Kategorie: Filmbesprechung
"Das Leben der Anderen"
Revisited: Florian Henckel von Donnersmarcks preisgekröntes Stasi-Drama
Unterrichtsfächer
Thema
Ostberlin, Hauptstadt der DDR, 1984: Gerd Wiesler ist ein vorbildlicher Hauptmann des Ministeriums für Staatssicherheit. So ungerührt, wie er perfide Verhörmethoden an Auszubildende vermittelt, leitet er auch die als "Operative Vorgänge" bezeichneten geheimdienstlichen Bespitzelungen. Doch als er den Auftrag erhält, den Dramatiker Georg Dreyman und seine Lebensgefährtin, die Schauspielerin Christa-Maria Sieland, zu überwachen, ändert sich etwas. Je länger Wiesler an seinem Posten auf dem Dachboden über der Künstlerwohnung sitzt und die privaten Gespräche abhört, desto mehr wandelt sich seine grundsätzliche Abneigung gegen intellektuelle Kulturschaffende in eine Faszination für das Leben des Paares. Als zunächst passiver Zuhörer erlebt er mit, wie die beiden Künstler/-innen ihre Position im System zunehmend in Frage stellen: Während Dreyman seine Integrität durch einen regimekritischen Text bewahren möchte, ist Sielands Karriere abhängig von der Macht eines Ministers, der dafür sexuelle Gefälligkeiten erwartet. Statt das Paar an die Stasi auszuliefern, manipuliert Wiesler die Abhörprotokolle und greift aktiv in seinen Operativen Vorgang ein – er wird somit selbst zum Autor und Gestalter des Lebens der Anderen.
Das vielfach preisgekrönte Regiedebüt von Florian Henckel von Donnersmarck erzählt in der klassischen Dramenstruktur eines Dreiakters von den Möglichkeiten des individuellen Widerstandes in einem autoritären Staat. Der Kontrast zwischen der kreativen Szene um Dreyman und dem politischen System, das Wiesler verkörpert, zeigt sich schon in der Farbgebung (Glossar: Zum Inhalt: Farbgestaltung) : entsättigte grau-grüne Töne in Verhörräumen und Wieslers Wohnung zeugen von der Seelenlosigkeit des Machtapparates, warme beige-braune Farben in der Wohnung der Künstler/-innen von Menschlichkeit. Die Kamera bleibt nah bei den Figuren (Glossar: Zum Inhalt: Einstellungsgrößen), Zum Inhalt: Kameraperspektiven wie Auf- und Untersichten visualisieren die staatlichen Machtverhältnisse. Dreyman und Wiesler begegnen sich nie persönlich, durch Zum Inhalt: Parallelmontagen und Zum Inhalt: Voiceover nehmen sie jedoch scheinbar Bezug aufeinander. So liest Wiesler in seiner Wohnung ein Gedicht von Brecht, im Zum Inhalt: Off eingesprochen mit Dreymans Stimme. Auch die Musik, besonders Die Sonate vom guten Menschen, die Dreyman in seiner Wohnung am Klavier spielt und die von Wiesler in der Einsamkeit des Dachbodens abgehört wird, verbindet die beiden. Diese Nähe zur Kunst ist es auch, die nach und nach die menschliche Seite des Stasi-Mitarbeiters weckt.

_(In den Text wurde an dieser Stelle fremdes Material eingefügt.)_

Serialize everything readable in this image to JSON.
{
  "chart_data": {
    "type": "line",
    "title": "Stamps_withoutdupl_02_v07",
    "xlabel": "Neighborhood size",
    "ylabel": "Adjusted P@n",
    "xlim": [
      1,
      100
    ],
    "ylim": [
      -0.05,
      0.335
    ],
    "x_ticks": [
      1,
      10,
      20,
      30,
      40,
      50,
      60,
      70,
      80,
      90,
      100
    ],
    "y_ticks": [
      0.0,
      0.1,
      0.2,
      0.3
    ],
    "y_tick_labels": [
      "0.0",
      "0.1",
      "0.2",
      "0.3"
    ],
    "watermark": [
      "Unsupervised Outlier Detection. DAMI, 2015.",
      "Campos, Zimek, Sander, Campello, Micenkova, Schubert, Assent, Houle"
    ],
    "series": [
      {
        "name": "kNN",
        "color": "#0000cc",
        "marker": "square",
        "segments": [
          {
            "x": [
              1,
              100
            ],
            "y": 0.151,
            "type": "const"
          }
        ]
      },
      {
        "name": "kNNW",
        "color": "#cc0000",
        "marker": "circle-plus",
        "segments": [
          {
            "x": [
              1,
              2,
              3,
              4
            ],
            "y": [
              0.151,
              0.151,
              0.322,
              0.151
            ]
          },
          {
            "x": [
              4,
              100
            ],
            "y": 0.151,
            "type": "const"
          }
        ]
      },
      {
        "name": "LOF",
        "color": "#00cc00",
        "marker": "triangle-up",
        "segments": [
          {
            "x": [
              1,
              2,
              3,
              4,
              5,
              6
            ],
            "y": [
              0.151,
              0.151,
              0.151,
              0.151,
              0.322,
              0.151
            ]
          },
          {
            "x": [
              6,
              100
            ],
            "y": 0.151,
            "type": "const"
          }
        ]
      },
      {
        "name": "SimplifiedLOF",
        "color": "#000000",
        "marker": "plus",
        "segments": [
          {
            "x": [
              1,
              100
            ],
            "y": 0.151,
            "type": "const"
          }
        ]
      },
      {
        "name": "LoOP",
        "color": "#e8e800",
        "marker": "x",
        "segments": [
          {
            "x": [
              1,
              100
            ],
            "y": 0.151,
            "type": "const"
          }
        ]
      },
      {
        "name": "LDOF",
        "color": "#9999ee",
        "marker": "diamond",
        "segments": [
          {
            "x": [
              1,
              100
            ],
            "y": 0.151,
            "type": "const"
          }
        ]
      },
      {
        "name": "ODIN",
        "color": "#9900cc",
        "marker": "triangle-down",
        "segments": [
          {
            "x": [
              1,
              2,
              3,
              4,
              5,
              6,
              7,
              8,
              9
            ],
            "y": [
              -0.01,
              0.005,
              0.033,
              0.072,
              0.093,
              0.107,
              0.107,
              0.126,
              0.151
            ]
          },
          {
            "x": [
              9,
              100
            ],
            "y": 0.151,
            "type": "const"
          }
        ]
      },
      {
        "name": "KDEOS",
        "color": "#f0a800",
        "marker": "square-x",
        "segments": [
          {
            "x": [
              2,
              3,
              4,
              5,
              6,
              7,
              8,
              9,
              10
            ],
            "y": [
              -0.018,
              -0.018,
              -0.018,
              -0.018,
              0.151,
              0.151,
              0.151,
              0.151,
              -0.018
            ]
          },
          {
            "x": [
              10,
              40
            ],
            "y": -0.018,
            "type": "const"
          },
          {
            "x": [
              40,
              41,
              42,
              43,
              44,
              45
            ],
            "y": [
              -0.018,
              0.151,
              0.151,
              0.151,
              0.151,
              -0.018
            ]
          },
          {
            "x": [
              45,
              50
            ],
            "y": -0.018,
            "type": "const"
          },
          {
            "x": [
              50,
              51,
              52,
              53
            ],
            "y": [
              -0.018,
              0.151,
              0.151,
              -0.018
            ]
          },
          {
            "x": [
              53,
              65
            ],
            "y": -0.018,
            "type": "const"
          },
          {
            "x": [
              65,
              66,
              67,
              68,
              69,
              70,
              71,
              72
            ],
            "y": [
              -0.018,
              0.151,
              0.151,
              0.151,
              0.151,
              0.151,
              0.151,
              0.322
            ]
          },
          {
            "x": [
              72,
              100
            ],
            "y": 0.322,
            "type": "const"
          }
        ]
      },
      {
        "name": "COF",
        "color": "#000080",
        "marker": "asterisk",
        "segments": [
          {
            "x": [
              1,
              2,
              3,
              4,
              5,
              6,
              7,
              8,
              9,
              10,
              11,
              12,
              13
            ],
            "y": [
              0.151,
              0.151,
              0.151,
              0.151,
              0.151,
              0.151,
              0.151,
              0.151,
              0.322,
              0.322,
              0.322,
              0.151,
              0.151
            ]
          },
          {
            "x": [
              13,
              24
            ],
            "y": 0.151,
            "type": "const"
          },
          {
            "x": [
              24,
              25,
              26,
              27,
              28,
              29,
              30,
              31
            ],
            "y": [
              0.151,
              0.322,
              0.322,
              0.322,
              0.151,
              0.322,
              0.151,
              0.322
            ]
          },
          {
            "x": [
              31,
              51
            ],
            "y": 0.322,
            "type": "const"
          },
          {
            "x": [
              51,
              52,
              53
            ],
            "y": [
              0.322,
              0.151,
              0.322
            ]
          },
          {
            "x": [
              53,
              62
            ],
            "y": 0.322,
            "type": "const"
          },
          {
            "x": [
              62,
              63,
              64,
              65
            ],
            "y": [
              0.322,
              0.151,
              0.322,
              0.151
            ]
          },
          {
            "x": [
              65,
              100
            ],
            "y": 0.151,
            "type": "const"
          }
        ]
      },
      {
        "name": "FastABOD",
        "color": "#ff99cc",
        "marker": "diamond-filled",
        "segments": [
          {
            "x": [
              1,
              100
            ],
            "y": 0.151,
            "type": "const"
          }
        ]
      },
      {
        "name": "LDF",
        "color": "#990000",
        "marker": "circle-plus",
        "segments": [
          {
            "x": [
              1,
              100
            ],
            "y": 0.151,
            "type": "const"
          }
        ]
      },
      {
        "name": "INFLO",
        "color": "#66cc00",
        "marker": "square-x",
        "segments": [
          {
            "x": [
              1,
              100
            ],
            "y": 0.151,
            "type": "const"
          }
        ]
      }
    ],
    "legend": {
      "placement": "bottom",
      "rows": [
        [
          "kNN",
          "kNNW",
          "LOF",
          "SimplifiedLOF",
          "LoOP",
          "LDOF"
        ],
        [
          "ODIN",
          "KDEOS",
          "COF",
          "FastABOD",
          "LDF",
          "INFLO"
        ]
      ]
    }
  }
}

Mit seiner sorgsamen Ausstattung (Glossar: Zum Inhalt: Production Design), der Verwendung von Originalschauplätzen (Glossar: Zum Inhalt: Drehort/Set) und kontextualisierenden Texttafeln suggeriert der Film eine genaue Rekonstruktion der Lebensrealität in der DDR. Im Widerspruch dazu steht allerdings die moralische Wandlung des Stasi-Hauptmanns, deren Darstellung nach Aussage vieler Zeitzeug/-innen klischeehaft und nicht realistisch ist. Ob diese Heldenerzählung und das versöhnliche Ende die Taten der Stasi verharmlost, kann im Anschluss an die Filmsichtung diskutiert werden. Im Geschichts- und Politikunterricht bietet sich zunächst eine Recherche zur Kulturpolitik der DDR und den Strukturen des Ministeriums für Staatssicherheit an. Eine Figurenanalyse hilft, sich mit der Plausibilität der individuellen Entscheidungen auseinanderzusetzen, beispielsweise auch in Bezug auf die eher eindimensionale weibliche Hauptfigur Sieland. Im Fach Deutsch kann die Frage diskutiert werden, inwieweit Autor/-innen mit ihrem Schaffen politische und gesellschaftliche Verhältnisse verändern und gestalten können. Die Erarbeitung von Biografien von staatstreuen oder dissidenten Schriftsteller/-innen in der DDR bietet sich hierzu an, ebenso wie ein Vergleich mit Brechts Der gute Mensch von Sezuan.